Question

How do you find the distance between the \[\left( -3,-5 \right)\]\[\left( -6,-8 \right)\]?

Answer 1

Hint: From the given question we have to find the distance and midpoint between the points \[\left( -3,-5 \right)\] and \[\left( -6,-8 \right)\]. we know that formula of distance of two points and \[\left( {{x}_{2}},{{y}_{2}} \right)\] is \[\sqrt{{{\left( {{x}_{2}}-{{x}_{1}} \right)}^{2}}+{{\left( {{y}_{2}}-{{y}_{1}} \right)}^{2}}}\].By the above formulas we will get the required solution.
To find the distance we just apply Pythagoras. Think of it this way:
The difference between the x points causes a straight horizontal line, the difference between the y points causes a straight vertical line, so the distance between the two points is the hypotenuse
\[\Rightarrow {{d}^{2}}=\Delta {{x}^{2}}+\Delta {{y}^{2}}\]
\[\Rightarrow d=\sqrt{\Delta {{x}^{2}}+\Delta {{y}^{2}}}\]
Here d is the distance between the two points.
\[\Delta x\] is the difference between the x points that causes a straight horizontal line.
\[\Rightarrow \Delta x={{x}_{2}}-{{x}_{1}}\]
\[\Delta y\] is the difference between the x points that causes a straight horizontal line.
 \[\Rightarrow \Delta y={{y}_{2}}-{{y}_{1}}\]

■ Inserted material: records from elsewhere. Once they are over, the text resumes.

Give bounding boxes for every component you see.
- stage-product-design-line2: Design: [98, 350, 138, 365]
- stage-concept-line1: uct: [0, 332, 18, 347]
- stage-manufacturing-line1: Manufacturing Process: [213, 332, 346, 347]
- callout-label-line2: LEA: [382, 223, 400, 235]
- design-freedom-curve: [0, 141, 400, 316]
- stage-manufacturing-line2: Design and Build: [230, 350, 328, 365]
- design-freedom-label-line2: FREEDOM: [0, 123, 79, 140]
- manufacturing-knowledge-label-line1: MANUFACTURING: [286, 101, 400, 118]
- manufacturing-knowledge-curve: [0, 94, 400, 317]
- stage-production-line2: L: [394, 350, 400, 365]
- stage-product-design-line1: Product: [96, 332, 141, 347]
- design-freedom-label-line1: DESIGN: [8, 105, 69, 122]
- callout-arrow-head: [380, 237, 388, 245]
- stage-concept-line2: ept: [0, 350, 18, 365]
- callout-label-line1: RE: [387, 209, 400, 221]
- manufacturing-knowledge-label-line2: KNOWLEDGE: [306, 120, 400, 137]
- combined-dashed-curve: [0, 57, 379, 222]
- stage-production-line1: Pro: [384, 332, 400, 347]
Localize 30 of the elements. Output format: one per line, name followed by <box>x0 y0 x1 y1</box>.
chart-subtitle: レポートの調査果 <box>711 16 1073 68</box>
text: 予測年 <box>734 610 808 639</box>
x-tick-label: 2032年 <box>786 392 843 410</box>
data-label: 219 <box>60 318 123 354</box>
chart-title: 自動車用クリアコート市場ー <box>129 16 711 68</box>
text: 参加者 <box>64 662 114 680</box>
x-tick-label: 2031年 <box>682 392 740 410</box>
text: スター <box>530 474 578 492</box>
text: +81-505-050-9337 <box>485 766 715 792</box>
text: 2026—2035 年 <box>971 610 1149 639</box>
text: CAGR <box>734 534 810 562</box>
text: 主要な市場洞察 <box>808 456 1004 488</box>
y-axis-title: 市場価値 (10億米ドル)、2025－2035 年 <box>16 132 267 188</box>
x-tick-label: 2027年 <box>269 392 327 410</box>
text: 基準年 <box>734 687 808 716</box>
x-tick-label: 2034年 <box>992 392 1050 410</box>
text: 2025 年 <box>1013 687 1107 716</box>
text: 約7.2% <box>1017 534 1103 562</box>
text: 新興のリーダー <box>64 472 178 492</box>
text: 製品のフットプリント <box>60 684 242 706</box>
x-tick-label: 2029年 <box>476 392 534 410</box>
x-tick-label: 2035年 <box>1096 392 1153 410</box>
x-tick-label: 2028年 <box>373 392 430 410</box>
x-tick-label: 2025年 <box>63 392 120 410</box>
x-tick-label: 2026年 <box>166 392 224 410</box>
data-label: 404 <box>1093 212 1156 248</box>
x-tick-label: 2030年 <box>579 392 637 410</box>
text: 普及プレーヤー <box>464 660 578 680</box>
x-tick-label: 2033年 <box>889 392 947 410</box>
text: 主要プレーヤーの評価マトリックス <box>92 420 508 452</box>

Complete step by step solution:
From the question we have two points they are,
 \[\Rightarrow \left( -3,-5 \right),\left( -6,-8 \right)\]
Firstly, we have to find the distance between these points.
 We know that formula for the distance between the points and \[\left( {{x}_{2}},{{y}_{2}} \right)\] is
\[\Rightarrow \sqrt{{{\left( {{x}_{2}}-{{x}_{1}} \right)}^{2}}+{{\left( {{y}_{2}}-{{y}_{1}} \right)}^{2}}}\]
Therefore, here by comparing
\[\begin{align}
  & \Rightarrow {{x}_{1}}=-3,\ {{y}_{1}}=-5 \\
 & \Rightarrow {{x}_{2}}=-6,\ {{y}_{2}}=-8 \\
\end{align}\]
Let D be the distance between the points
By substituting the values in the above formula, we will get,
\[\Rightarrow D=\sqrt{{{\left( {{x}_{2}}-{{x}_{1}} \right)}^{2}}+{{\left( {{y}_{2}}-{{y}_{1}} \right)}^{2}}}\]
\[\Rightarrow D=\sqrt{{{\left( -6-\left( -3 \right) \right)}^{2}}+{{\left( -8-\left( -5 \right) \right)}^{2}}}\]
\[\Rightarrow D=\sqrt{{{\left( -3 \right)}^{2}}+{{\left( -3 \right)}^{2}}}\]
\[\Rightarrow D=\sqrt{9+9}\]
\[\Rightarrow D=\sqrt{18}\]
\[18\]can be written as product of \[9\]and \[2\]
\[\Rightarrow D=\sqrt{9.2}\]
Therefore \[9\] is the square of \[3\]
\[\Rightarrow D=3\sqrt{2}\]
Therefore, the distance between the two points is \[ D=3\sqrt{2}\]

Note:
Students should be very careful while doing the calculation like, \[ D=\sqrt{{{\left( {{x}_{2}}-{{x}_{1}} \right)}^{2}}+{{\left( {{y}_{2}}-{{y}_{1}} \right)}^{2}}}\] here in this formula there itself negative signs are there students should substitute the exact values of the points with their signs, if we write \[3\] in place of \[{{x}_{1}}\] then answer will be changed we should have to write \[-3\] only.